GROSSETO – «Per la Flc-Cgil – spiega il segretario Cristoforo Russo – il diploma di scuola secondaria superiore “accorciato” a 4 anni, dai 5 normali, costituisce un impoverimento della didattica e una minaccia alla qualità della formazione delle nuove generazioni. Per questo, considerato che dal 16 gennaio al 6 febbraio decorreranno i termini per iscrivere i figli alle superiori, invitiamo i genitori a valutare bene se fare o meno la scelta di iscriverli ai cosiddetti “percorsi sperimentali abbreviati” a 4 anni. Fra l’altro, merita una riflessione anche il fatto che dei soli cinque Istituti superiori che sperimenteranno questo tipo di offerta didattica in Toscana, due sono in provincia di Grosseto. L’istituto comprensivo Fossombroni, con il Liceo delle scienze applicate, e il Manetti, con un istituto tecnico (ex Geometri).
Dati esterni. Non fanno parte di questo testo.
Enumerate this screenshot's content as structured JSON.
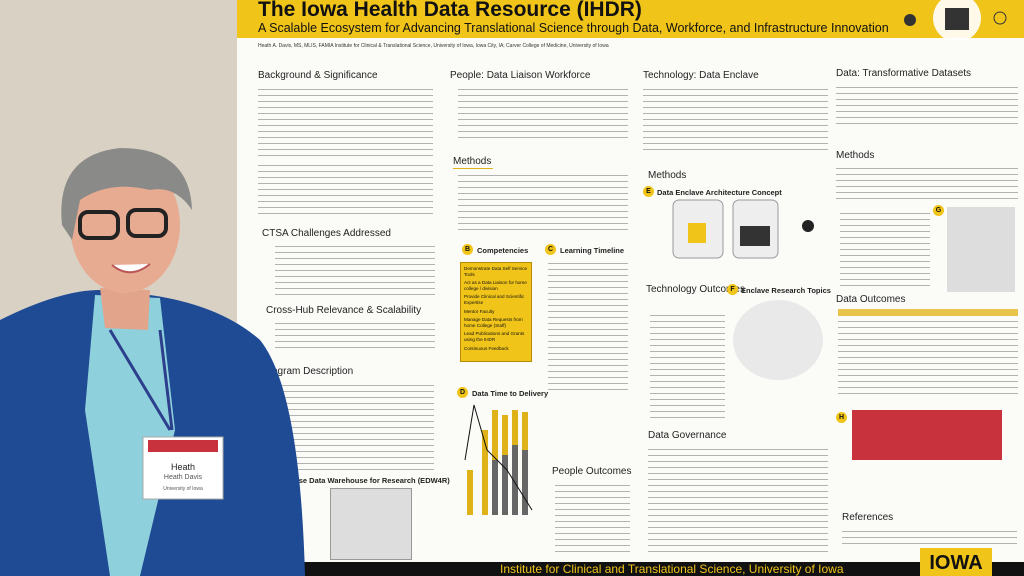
{
  "poster": {
    "title": "The Iowa Health Data Resource (IHDR)",
    "subtitle": "A Scalable Ecosystem for Advancing Translational Science through Data, Workforce, and Infrastructure Innovation",
    "authors": "Heath A. Davis, MS, MLIS, FAMIA Institute for Clinical & Translational Science, University of Iowa, Iowa City, IA; Carver College of Medicine, University of Iowa",
    "headings": [
      "Background & Significance",
      "CTSA Challenges Addressed",
      "Cross-Hub Relevance & Scalability",
      "Program Description",
      "Enterprise Data Warehouse for Research (EDW4R)",
      "People: Data Liaison Workforce",
      "Methods",
      "People Outcomes",
      "Technology: Data Enclave",
      "Technology Outcomes",
      "Data Governance",
      "Data: Transformative Datasets",
      "Methods",
      "Data Outcomes",
      "References"
    ],
    "subheadings": [
      "Competencies",
      "Learning Timeline",
      "Data Time to Delivery",
      "Data Enclave Architecture Concept",
      "Enclave Research Topics"
    ],
    "markers": [
      "B",
      "C",
      "D",
      "E",
      "F",
      "G",
      "H"
    ],
    "competencies": [
      "Demonstrate Data Self Service Tools",
      "Act as a Data Liaison for home college / division",
      "Provide Clinical and Scientific Expertise",
      "Mentor Faculty",
      "Manage Data Requests from home College (Staff)",
      "Lead Publications and Grants using the IHDR",
      "Continuous Feedback"
    ],
    "badge": {
      "first": "Heath",
      "full": "Heath Davis",
      "org": "University of Iowa"
    },
    "footer": "Institute for Clinical and Translational Science, University of Iowa",
    "logo": "IOWA"
  }
}
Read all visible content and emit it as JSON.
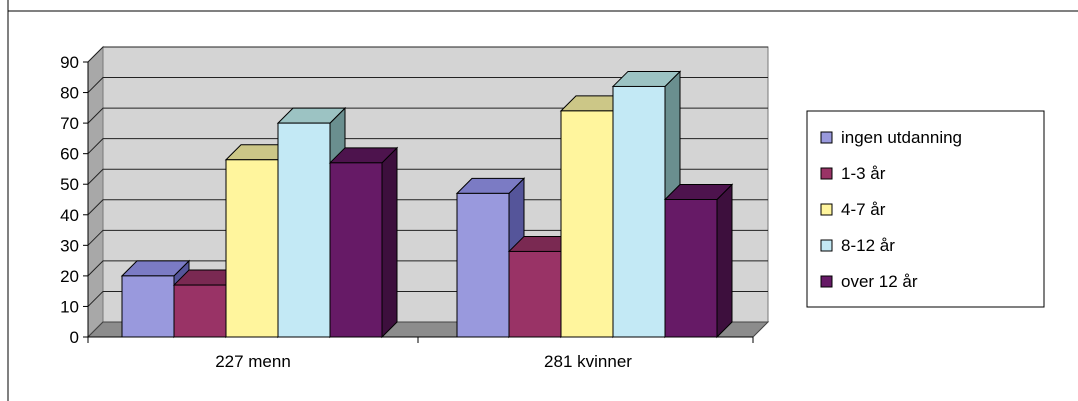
{
  "chart_data": {
    "type": "bar",
    "categories": [
      "227 menn",
      "281 kvinner"
    ],
    "series": [
      {
        "name": "ingen utdanning",
        "values": [
          20,
          47
        ],
        "color": "#9999dd",
        "side": "#55559a",
        "top": "#7b7bc4"
      },
      {
        "name": "1-3 år",
        "values": [
          17,
          28
        ],
        "color": "#993366",
        "side": "#5c1f3d",
        "top": "#7a2952"
      },
      {
        "name": "4-7 år",
        "values": [
          58,
          74
        ],
        "color": "#fff59d",
        "side": "#a8a060",
        "top": "#ccc787"
      },
      {
        "name": "8-12 år",
        "values": [
          70,
          82
        ],
        "color": "#c3e9f5",
        "side": "#6a8f8f",
        "top": "#9cc3c3"
      },
      {
        "name": "over 12 år",
        "values": [
          57,
          45
        ],
        "color": "#661a66",
        "side": "#3d0f3d",
        "top": "#4d134d"
      }
    ],
    "y_ticks": [
      0,
      10,
      20,
      30,
      40,
      50,
      60,
      70,
      80,
      90
    ],
    "ylim": [
      0,
      90
    ],
    "grid": true,
    "legend": "right",
    "wall_color": "#d4d4d4",
    "floor_color": "#8c8c8c"
  }
}
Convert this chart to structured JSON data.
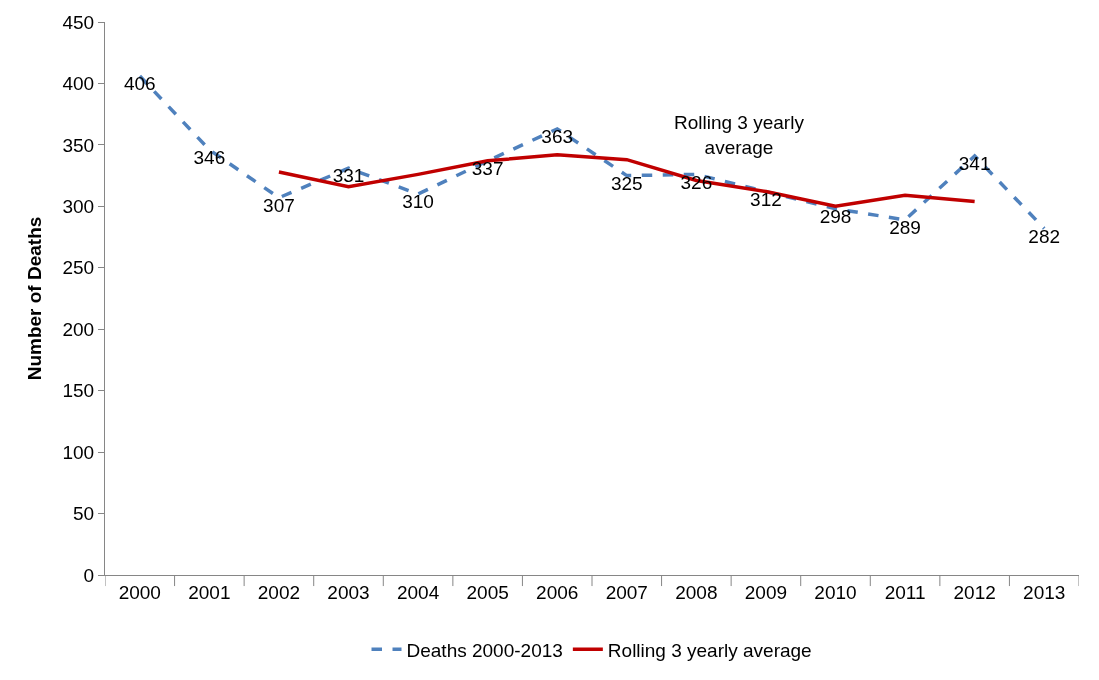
{
  "chart_data": {
    "type": "line",
    "ylabel": "Number of Deaths",
    "categories": [
      "2000",
      "2001",
      "2002",
      "2003",
      "2004",
      "2005",
      "2006",
      "2007",
      "2008",
      "2009",
      "2010",
      "2011",
      "2012",
      "2013"
    ],
    "series": [
      {
        "name": "Deaths 2000-2013",
        "color": "#4f81bd",
        "line_style": "dashed",
        "values": [
          406,
          346,
          307,
          331,
          310,
          337,
          363,
          325,
          326,
          312,
          298,
          289,
          341,
          282
        ],
        "value_labels": [
          "406",
          "346",
          "307",
          "331",
          "310",
          "337",
          "363",
          "325",
          "326",
          "312",
          "298",
          "289",
          "341",
          "282"
        ]
      },
      {
        "name": "Rolling 3 yearly average",
        "color": "#c00000",
        "line_style": "solid",
        "values": [
          null,
          null,
          328,
          316,
          326,
          337,
          342,
          338,
          321,
          312,
          300,
          309,
          304,
          null
        ]
      }
    ],
    "ylim": [
      0,
      450
    ],
    "yticks": [
      0,
      50,
      100,
      150,
      200,
      250,
      300,
      350,
      400,
      450
    ],
    "annotations": [
      "Rolling 3 yearly average"
    ],
    "legend": "bottom",
    "marker": "none"
  }
}
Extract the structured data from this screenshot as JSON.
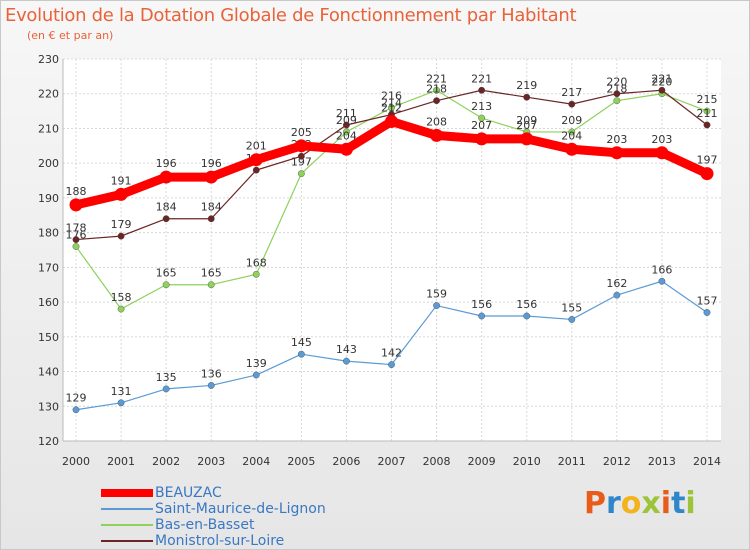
{
  "header": {
    "title": "Evolution de la Dotation Globale de Fonctionnement par Habitant",
    "subtitle": "(en € et par an)"
  },
  "logo": {
    "text": "Proxiti"
  },
  "chart_data": {
    "type": "line",
    "x": [
      2000,
      2001,
      2002,
      2003,
      2004,
      2005,
      2006,
      2007,
      2008,
      2009,
      2010,
      2011,
      2012,
      2013,
      2014
    ],
    "ylim": [
      120,
      230
    ],
    "yticks": [
      120,
      130,
      140,
      150,
      160,
      170,
      180,
      190,
      200,
      210,
      220,
      230
    ],
    "grid": true,
    "legend_position": "bottom-left",
    "series": [
      {
        "name": "BEAUZAC",
        "color": "#ff0000",
        "emphasis": true,
        "values": [
          188,
          191,
          196,
          196,
          201,
          205,
          204,
          212,
          208,
          207,
          207,
          204,
          203,
          203,
          197
        ]
      },
      {
        "name": "Saint-Maurice-de-Lignon",
        "color": "#5b9bd5",
        "values": [
          129,
          131,
          135,
          136,
          139,
          145,
          143,
          142,
          159,
          156,
          156,
          155,
          162,
          166,
          157
        ]
      },
      {
        "name": "Bas-en-Basset",
        "color": "#8fd15c",
        "values": [
          176,
          158,
          165,
          165,
          168,
          197,
          209,
          216,
          221,
          213,
          209,
          209,
          218,
          220,
          215
        ]
      },
      {
        "name": "Monistrol-sur-Loire",
        "color": "#6b2525",
        "values": [
          178,
          179,
          184,
          184,
          198,
          202,
          211,
          214,
          218,
          221,
          219,
          217,
          220,
          221,
          211
        ]
      }
    ]
  }
}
Il passaggio dei corsi di studio da 4 a 5 anni anticiperà la conclusione degli studi, per cui gli studenti termineranno il proprio iter formativo entro i 18 anni d’età invece che a 19. Quello che ancora è tutto da capire, è invece come saranno “sintetizzati” in 4 anni programmi didattici che già oggi non si riesce quasi mai a concludere nei 5 anni canonici. L’impressione netta che abbiamo come sindacato di categoria è che l’introduzione del ciclo di studi breve risponda più alla finalità di attrarre studenti per scuole in crisi che altro. Per questo raccomandiamo ai genitori un’attenta ponderazione della scelta che faranno, convinti come siamo che il ciclo quadriennale impoverisca drasticamente la qualità dell’offerta formativa del sistema scolastico pubblico, danneggi le fasce più deboli della popolazione scolastica e causi una perdita di organici, di fatto configurandosi come mera operazione di cassa.
Infine – conclude il segretario della Flc-Cgil – vogliamo sconfessare due “mantra” ripetuti ossessivamente per giustificare l’introduzione di queste novità. La riforma non “ci avvicina all’Europa”, affatto. Secondo i dati pubblicati da Eurydice 2017 (Strutture dei sistemi educativi europei), soprattutto nei licei, la gran parte degli studenti dell’Ue termina il proprio ciclo di studi a 19 anni, non a 18: 24 Paesi sui 38 considerati. Fra questi ci sono, ad esempio, Germania, Danimarca, Norvegia e Islanda. Che sono i Paesi europei con i più bassi tassi di disoccupazione.
Inoltre, la riforma non “favorisce l’ingresso nel mercato del lavoro”. Piuttosto meno si studia e più probabilità ci sono di non trovare lavoro, o di trovarlo dequalificato e con basse remunerazioni. A maggior ragione in futuro. Piegare la scuola alle presunte logiche di mercato è un errore che impoverisce la formazione. Il problema non è infatti anticipare l’ingresso nel mondo del lavoro di un anno, ma dare agli studenti competenze e maturità per entrarci all’insegna della qualità.
Come insegnanti abbiamo capito che si prova a fare tutto in meno tempo grazie a salvifiche metodologie didattiche (che poi sono quelle che la stragrande maggioranza dei docenti già usa da un bel pezzo: flipped classroom, il cooperative learning, il debate, il problem posing and solving) e ai cosiddetti “contenuti multimediali”. Ma sappiamo bene che l’apprendimento vero passa prevalentemente attraverso una relazione educativa efficace; che apprendere non è solo inscatolare, mettere crocette, magari online, rubricare. Ma è, piuttosto, metabolizzare in tempi lenti e distesi.